Millions might disagree with that assertion, but who cares? Comedy is entirely subjective, relevant to a specific time, place, and mindset. My younger brother Gordon and I were in just such a place, in just such a time, and in that very specific mindset that it spoke to us in the early and mid-1990s. Dad and Mom would take us to lunch on some weekends and we would beg to have them buy us a new Abbott and Costello VHS to watch so we could have that moment where we all watched, as a family, and got a new laugh at a new routine. And if the flick we’d chosen was a rehash of old routines, a la Foreign Legion? It was still funny. We loved the wordplay, we could recite the routines; and if pressed, Gordon and I could still recreate “Who’s on First” verbatim, each in either role.
Those are some of the greatest memories of my life.

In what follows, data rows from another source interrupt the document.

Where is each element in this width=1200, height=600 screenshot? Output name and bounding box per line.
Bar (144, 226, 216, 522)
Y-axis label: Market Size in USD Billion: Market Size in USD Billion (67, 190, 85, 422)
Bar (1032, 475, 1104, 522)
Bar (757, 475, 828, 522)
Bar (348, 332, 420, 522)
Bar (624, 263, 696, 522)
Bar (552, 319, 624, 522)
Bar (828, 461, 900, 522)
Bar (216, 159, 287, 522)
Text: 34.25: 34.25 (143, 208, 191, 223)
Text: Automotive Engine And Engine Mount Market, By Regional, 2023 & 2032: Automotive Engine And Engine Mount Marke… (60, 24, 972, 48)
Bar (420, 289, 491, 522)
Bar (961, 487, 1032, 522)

Comedy speaks to people and brings them together in a way that nothing else ever could, and in a way I could never truly understand. But outside of those two comedy heroes of mine, there is Robin Williams. For my generation, he made an incredible impact. For some who are older than me, it was when “Mork and Mindy” made landfall on American TVs. Thankfully, his role as a clichéd and goofy alien repeating the catchphrase “Nanu Nanu” was not how I first saw him. No, my first memory of him was as Popeye. That might not mean much to someone who was not in my specific situation, in that specific time. But as a six year old who’d watched Popeye cartoons and played the game on ColecoVision, he was my imagination and the cartoon which fed it come to life. There can never be another Popeye, and I would suggest that you could look at the last 100 years of American actors, from Lon Chaney to Channing Tatum, and there is no one – no one! – who could embody and act out the character from my young imagination. Robin Williams did just that, and perfectly. And he sang it, too.

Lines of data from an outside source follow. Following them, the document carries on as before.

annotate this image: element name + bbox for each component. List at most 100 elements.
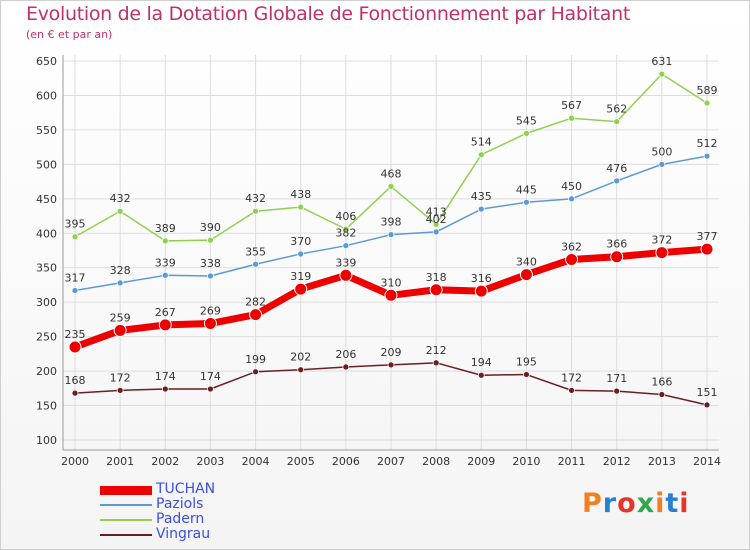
chart-subtitle: (en € et par an) bbox=[26, 28, 113, 41]
x-tick-label: 2006 bbox=[332, 455, 360, 468]
data-label-tuchan: 282 bbox=[245, 296, 266, 309]
y-tick-label: 300 bbox=[36, 296, 57, 309]
x-tick-label: 2008 bbox=[422, 455, 450, 468]
data-point-tuchan bbox=[158, 318, 172, 332]
data-label-padern: 390 bbox=[200, 221, 221, 234]
data-point-paziols bbox=[207, 272, 214, 280]
data-point-vingrau bbox=[342, 363, 350, 371]
data-point-paziols bbox=[342, 242, 350, 250]
legend-label: TUCHAN bbox=[156, 481, 216, 497]
chart-title: Evolution de la Dotation Globale de Fonc… bbox=[26, 3, 631, 25]
data-point-paziols bbox=[71, 287, 79, 294]
legend-label: Padern bbox=[156, 511, 205, 527]
data-point-vingrau bbox=[252, 368, 259, 376]
data-label-padern: 389 bbox=[155, 222, 176, 235]
data-label-padern: 406 bbox=[335, 210, 356, 223]
data-label-vingrau: 172 bbox=[561, 371, 582, 384]
y-tick-label: 100 bbox=[36, 434, 57, 447]
data-point-tuchan bbox=[700, 242, 714, 256]
data-label-padern: 432 bbox=[245, 192, 266, 205]
data-label-paziols: 355 bbox=[245, 245, 266, 258]
data-point-paziols bbox=[252, 260, 259, 268]
y-tick-label: 650 bbox=[36, 55, 57, 68]
data-label-tuchan: 362 bbox=[561, 240, 582, 253]
data-point-vingrau bbox=[116, 387, 124, 394]
data-point-tuchan bbox=[203, 317, 217, 331]
data-label-padern: 631 bbox=[651, 55, 672, 68]
data-label-paziols: 476 bbox=[606, 162, 627, 175]
data-point-tuchan bbox=[249, 308, 263, 322]
data-label-tuchan: 259 bbox=[110, 311, 131, 324]
data-point-paziols bbox=[613, 177, 621, 185]
data-point-vingrau bbox=[613, 387, 621, 395]
legend-swatch bbox=[100, 485, 152, 495]
data-label-tuchan: 267 bbox=[155, 306, 176, 319]
data-point-padern bbox=[703, 99, 711, 107]
data-point-vingrau bbox=[207, 385, 214, 393]
data-label-padern: 514 bbox=[471, 136, 492, 149]
data-label-tuchan: 310 bbox=[381, 276, 402, 289]
data-label-vingrau: 202 bbox=[290, 351, 311, 364]
data-point-paziols bbox=[116, 279, 124, 287]
data-label-padern: 413 bbox=[426, 205, 447, 218]
x-tick-label: 2013 bbox=[648, 455, 676, 468]
data-label-padern: 432 bbox=[110, 192, 131, 205]
data-label-tuchan: 339 bbox=[335, 256, 356, 269]
x-tick-label: 2014 bbox=[693, 455, 721, 468]
x-tick-label: 2005 bbox=[287, 455, 315, 468]
data-point-tuchan bbox=[68, 340, 82, 354]
proxiti-logo: Proxiti bbox=[582, 488, 690, 519]
data-point-vingrau bbox=[161, 385, 169, 393]
y-tick-label: 550 bbox=[36, 124, 57, 137]
data-point-padern bbox=[252, 207, 259, 215]
data-point-tuchan bbox=[519, 268, 533, 282]
data-point-vingrau bbox=[703, 401, 711, 409]
data-point-padern bbox=[613, 118, 621, 125]
y-tick-label: 600 bbox=[36, 89, 57, 102]
data-label-vingrau: 174 bbox=[155, 370, 176, 383]
x-tick-label: 2003 bbox=[196, 455, 224, 468]
data-label-vingrau: 166 bbox=[651, 376, 672, 389]
data-point-padern bbox=[568, 114, 575, 122]
legend-swatch bbox=[100, 534, 152, 536]
x-tick-label: 2002 bbox=[151, 455, 179, 468]
legend-label: Vingrau bbox=[156, 526, 211, 542]
x-tick-label: 2010 bbox=[512, 455, 540, 468]
data-label-padern: 395 bbox=[65, 218, 86, 231]
x-tick-label: 2000 bbox=[61, 455, 89, 468]
data-point-tuchan bbox=[429, 283, 443, 297]
y-tick-label: 200 bbox=[36, 365, 57, 378]
data-label-vingrau: 206 bbox=[335, 348, 356, 361]
y-tick-label: 450 bbox=[36, 193, 57, 206]
data-point-tuchan bbox=[474, 284, 488, 298]
x-tick-label: 2001 bbox=[106, 455, 134, 468]
data-point-tuchan bbox=[565, 252, 579, 266]
data-label-paziols: 370 bbox=[290, 235, 311, 248]
data-point-paziols bbox=[387, 231, 395, 239]
data-label-paziols: 435 bbox=[471, 190, 492, 203]
data-point-padern bbox=[161, 237, 169, 245]
data-point-paziols bbox=[523, 198, 530, 206]
data-point-vingrau bbox=[568, 387, 575, 394]
legend-label: Paziols bbox=[156, 496, 204, 512]
data-point-tuchan bbox=[655, 246, 669, 260]
data-label-vingrau: 194 bbox=[471, 356, 492, 369]
data-label-paziols: 512 bbox=[697, 137, 718, 150]
data-point-padern bbox=[432, 220, 440, 228]
data-label-paziols: 338 bbox=[200, 257, 221, 270]
data-label-paziols: 382 bbox=[335, 227, 356, 240]
legend-swatch bbox=[100, 519, 152, 521]
data-label-vingrau: 209 bbox=[381, 346, 402, 359]
data-point-padern bbox=[297, 203, 305, 211]
data-point-paziols bbox=[161, 271, 169, 279]
data-label-vingrau: 174 bbox=[200, 370, 221, 383]
data-label-padern: 562 bbox=[606, 103, 627, 116]
data-point-tuchan bbox=[384, 288, 398, 302]
data-label-tuchan: 377 bbox=[697, 230, 718, 243]
data-label-padern: 545 bbox=[516, 114, 537, 127]
data-point-padern bbox=[71, 233, 79, 241]
data-point-paziols bbox=[297, 250, 305, 258]
data-point-padern bbox=[207, 236, 214, 244]
data-point-padern bbox=[116, 207, 124, 215]
y-tick-label: 500 bbox=[36, 158, 57, 171]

Needless to say, Robin Williams’ career is more than that. He was in Dead Poet’s Society, Awakenings, Fisher King, Moscow on the Hudson, Good Will Hunting, Jumanji, Hook, among countless other films which I enjoyed as a kid and which won him accolades. He’s made me laugh. He’s made me cry. He’s made me think. He’s made me consider the nuances of this life that we all must live within. And in a way that no one else could have, he's exposed the fun and absurdity of it all.
And yet it is his decision to end his life as he did that has become the topic of conversation? Not the celebration of his life and all that he has given us through his work and his existence? What is wrong with us that we can overlook the greatness we’ve been given and have enjoyed in favor of wondering why we weren’t given such a blessing as Robin Williams for a longer period of time or that he'd have chosen a more acceptable exit?

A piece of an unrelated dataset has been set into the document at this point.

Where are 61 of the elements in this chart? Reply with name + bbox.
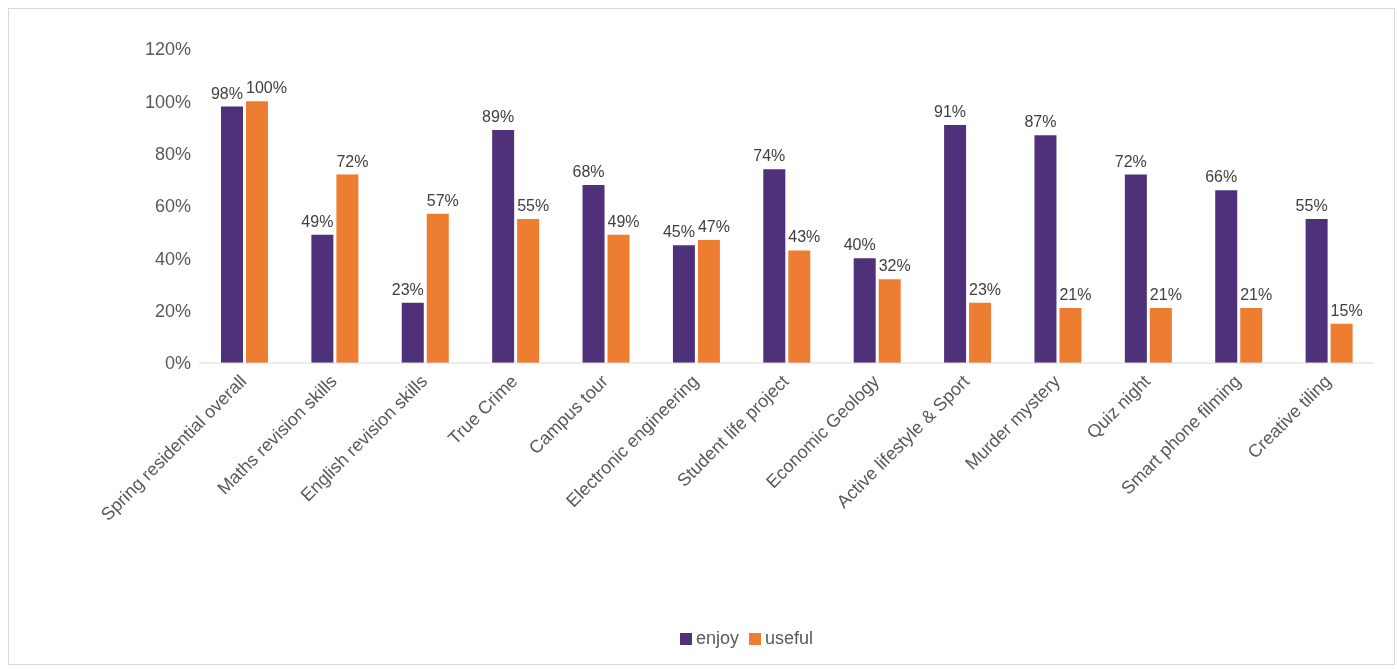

Suicide is a very controversial issue. I cannot condone it, nor can I begin to understand it, and I will pray to God that I am never in a position that I must confront it more personally than I have. But life continues, in spite of what might (and what I believe does) happen in the hereafter.
We are given a short time on this Earth. We have but to appreciate those bright lights which make our stay more enjoyable. As I’d like to think my brother Gordon and I recognized as children, Abbott and Costello were such a light. So is Robin Williams. He should remembered as such -- a bright light -- forevermore.